There are two key disturbing elements to this latest development; firstly it is difficult to tell if the survivor has been coerced or pressured into agreeing to marrying her rapist, and secondly, if the rapist is using this opportunity to marry the survivor just to weaken the rape case against him, thus attempting to escape his sentence. This ploy to marry the survivor is not new and the high premium society places on marriage is often used as a means to commit further injustice.

However, in the matter of State of Madhya Pradesh vs Madan Lal (2015), the Supreme Court had observed, “No compromise is legally permissible in a rape case. Such attitude reflects lack of sensibility towards the dignity of women.”

It is noteworthy that in the past the survivor’s father had been pressured to accept false allegations of raping his daughter. The family had also allegedly been offered Rs 10 lakhs.

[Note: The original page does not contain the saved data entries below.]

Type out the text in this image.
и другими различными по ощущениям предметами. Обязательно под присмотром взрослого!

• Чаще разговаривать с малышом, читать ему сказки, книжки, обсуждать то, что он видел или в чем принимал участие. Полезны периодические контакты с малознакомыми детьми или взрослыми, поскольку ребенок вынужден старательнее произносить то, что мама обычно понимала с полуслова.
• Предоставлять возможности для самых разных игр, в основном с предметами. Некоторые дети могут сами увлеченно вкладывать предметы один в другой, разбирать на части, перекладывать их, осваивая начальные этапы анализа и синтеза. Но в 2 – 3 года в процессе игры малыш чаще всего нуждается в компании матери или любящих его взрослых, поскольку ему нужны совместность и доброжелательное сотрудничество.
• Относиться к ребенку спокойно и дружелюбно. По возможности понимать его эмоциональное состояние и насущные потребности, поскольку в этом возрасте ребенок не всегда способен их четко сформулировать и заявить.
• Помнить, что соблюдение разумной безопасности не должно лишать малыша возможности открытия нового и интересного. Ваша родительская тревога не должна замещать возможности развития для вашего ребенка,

But now, in a letter to leaders of the Catholic Bishops’ Conference of India and Kerala Catholic Bishops’ Council, a group of catholic women including eminent lawyers, social activists, academicians and theologicians, under the umbrella of Sisters in Solidarity have said, “We are afraid that the girl and her family coming from a very vulnerable background and from a low economic status will be lured by the economic offers made by the culprit or for the privileged position he held in their life as a priest earlier, and so they may give in to his proposal for marriage. We find this extremely atrocious and read this as an attempt on his part to escape punishment.”

The group went on to say, “Rape of a minor is a very serious crime. Even more serious when committed by a priest who is bound by the vow of celibacy, due to which people trust him unquestioningly. Such atrocious moves on the part of rapists become a violation of the very dignity of women.” The letter also warns, “With increasing number of child sexual abuse cases coming to light within the Catholic Church, it is even more important to declare that the Church does not support child rape as a basis for legitimising a Christian marriage. Silence in this case will be seen as the Church being party to crime.”

The group has made the following proposals to safeguard the survivor and bring about much-needed reforms in the Church:

·That the survivor should be kept under the guidance of a counsellor to prevent her from making decisions that may mar her future.

·That the KCBC/CBCI takes steps to ensure that priests trained in seminaries should be able to handle their sexuality and their celibacy with responsibility, and treat girls, women and nuns with dignity and respect.

·That priests are trained in the laws covering sexual abuse of minors and vulnerable adults and that their formation ensures that they understand they are not above any law.

·That the various associations in the Catholic Church at the national/regional/ diocesan/parish level take up programmes that will facilitate a change in attitudes of men towards women, as well as women towards themselves.

·That the CBCI Gender Policy be enforced with determination. A frame work for implementation should be put in place with structures, funds, and other resources where proven women leaders are given responsibility for executing the same. There should also be periodic evaluation mechanisms to take stock of progress.

·That awareness of the nation’s POCSO and Sexual Harassment in the Workplace Act 2013 are implemented in Church institutions and parishes.

·That Church and State authorities take cognizance of the increasing revelations of abuse by people in power and authority in religious institutions and set up monitoring mechanisms that will stringently apply the country’s laws as deterrent to future abuse.

·That the CBCI takes urgent measures to ensure that the integrity of the Church is not jeopardized by the increasing instances of clergy sexual abuse in India.